MPs heard the marque's prospects were "unclear" if snapped up by private equity bidder One Equity. But a sub-continent buyer - tipped to be Tata Motors - was likely to keep them in the UK and invest.

The claims were made by Peter Cooke, professor of automotive management at Buckingham University, and Eric Wallbank, of accountants Ernst and Young.

They were giving evidence to the Commons Business, Enterprise and Regulatory Reform Committee, chaired by Mid Worcestershire MP Peter Luff (Con), following Ford's decision to sell the brands.

Indian automobile firms Tata Motors and Mahindra and Mahindra are reported to be close to submitting revised bids for the businesses which employ 15,000, mainly in Solihull and Castle Bromwich, Birmingham. One Equity is the private equity arm of JP Morgan. Professor Cooke told MPs: "I suspect if Tata were to acquire it, they would keep the company in the UK and look to develop it."

India was a fast-growing economy where people were very brand conscious, which created a "very real opportunity" for Jaguar, he said.

Mr Wallbank said both potential Indian buyers had "strong vehicle manufacturing bases", which they would try to link up with Jaguar and Land Rover.

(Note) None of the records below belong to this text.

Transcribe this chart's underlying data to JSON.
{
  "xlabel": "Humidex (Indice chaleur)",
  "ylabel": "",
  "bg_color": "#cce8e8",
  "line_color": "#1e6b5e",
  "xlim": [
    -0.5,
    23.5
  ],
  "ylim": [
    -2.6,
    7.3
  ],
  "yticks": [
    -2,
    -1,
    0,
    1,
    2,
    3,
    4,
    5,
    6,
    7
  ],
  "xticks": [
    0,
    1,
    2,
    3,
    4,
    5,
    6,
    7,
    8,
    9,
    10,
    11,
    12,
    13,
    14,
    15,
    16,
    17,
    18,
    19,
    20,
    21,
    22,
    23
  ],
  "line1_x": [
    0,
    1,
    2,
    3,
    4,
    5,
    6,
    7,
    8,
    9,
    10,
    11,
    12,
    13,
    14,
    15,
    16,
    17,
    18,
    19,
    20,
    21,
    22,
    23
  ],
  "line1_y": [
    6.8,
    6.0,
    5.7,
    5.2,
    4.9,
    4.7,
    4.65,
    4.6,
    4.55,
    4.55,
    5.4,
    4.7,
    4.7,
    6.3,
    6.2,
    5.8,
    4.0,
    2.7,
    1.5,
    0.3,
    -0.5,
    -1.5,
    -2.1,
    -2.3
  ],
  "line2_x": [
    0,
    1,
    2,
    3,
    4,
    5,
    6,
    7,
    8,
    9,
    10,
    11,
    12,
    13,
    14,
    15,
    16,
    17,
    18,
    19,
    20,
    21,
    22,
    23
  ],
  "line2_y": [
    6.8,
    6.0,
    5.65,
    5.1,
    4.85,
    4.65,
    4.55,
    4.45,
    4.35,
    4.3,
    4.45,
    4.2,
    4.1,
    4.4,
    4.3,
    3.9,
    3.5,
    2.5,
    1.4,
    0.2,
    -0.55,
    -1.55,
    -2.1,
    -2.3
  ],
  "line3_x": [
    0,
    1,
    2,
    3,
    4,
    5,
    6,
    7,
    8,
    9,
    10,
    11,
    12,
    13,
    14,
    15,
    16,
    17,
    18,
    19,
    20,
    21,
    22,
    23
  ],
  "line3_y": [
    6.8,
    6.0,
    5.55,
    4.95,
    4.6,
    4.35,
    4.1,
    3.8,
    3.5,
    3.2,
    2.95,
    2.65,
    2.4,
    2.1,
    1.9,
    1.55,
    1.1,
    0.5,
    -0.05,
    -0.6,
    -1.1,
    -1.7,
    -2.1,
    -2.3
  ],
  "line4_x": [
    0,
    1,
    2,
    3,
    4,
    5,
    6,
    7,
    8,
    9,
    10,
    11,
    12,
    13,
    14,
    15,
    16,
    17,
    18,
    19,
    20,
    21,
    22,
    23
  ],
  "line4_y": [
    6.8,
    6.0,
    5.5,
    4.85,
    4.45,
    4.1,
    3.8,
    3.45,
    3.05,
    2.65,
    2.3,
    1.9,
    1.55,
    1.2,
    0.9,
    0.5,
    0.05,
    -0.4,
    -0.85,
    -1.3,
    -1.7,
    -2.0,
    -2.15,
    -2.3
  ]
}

But commenting on a private equity buyout, he warned: "It is unclear to me what the business model is that would enable this to work for them, as an investor."

Both experts agreed Jaguar could have a bright future under the right owner, despite years of unprofitability. Mr Wallbank said: "Ford can't afford to invest, but a new owner might have access to capital to enable them to develop the product range."

Prof Cooke said Jaguar was right to pursue a strategy of making increasingly expensive cars for a "very elite sector".

He told MPs: "We are talking about people who buy two or three cars, because they don't necessarily live in one country."

The committee is expected to take evidence from Ford next year, but agreed not to do so until the sale was complete because of commercial sensitivities. Speaking in a separate Commons hearing, Mr Luff said jobs at Jaguar and Land Rover could be safer under new ownership. He said: "If I were an employee of Ford, Land Rover or Jaguar, I would rather be owned by a company with money to invest than a company that was losing billions."

Solihull MP Lorely Burt added: "I understand Ford is selling the classic marques of Land Rover and Jaguar because elsewhere in the world it is not necessarily so successful.

"The company is £6 billion in debt. The company does not want those marques to be lost, it wants them to continue, but... with the greater investment needed to meet the challenges of the global market."

Ford bought Jaguar in 1989 for £1.6 billion and paid £1.7 billion for Land Rover in 2000.

However, its Premier Automotive Group, which includes the two brands, lost £166 million last year.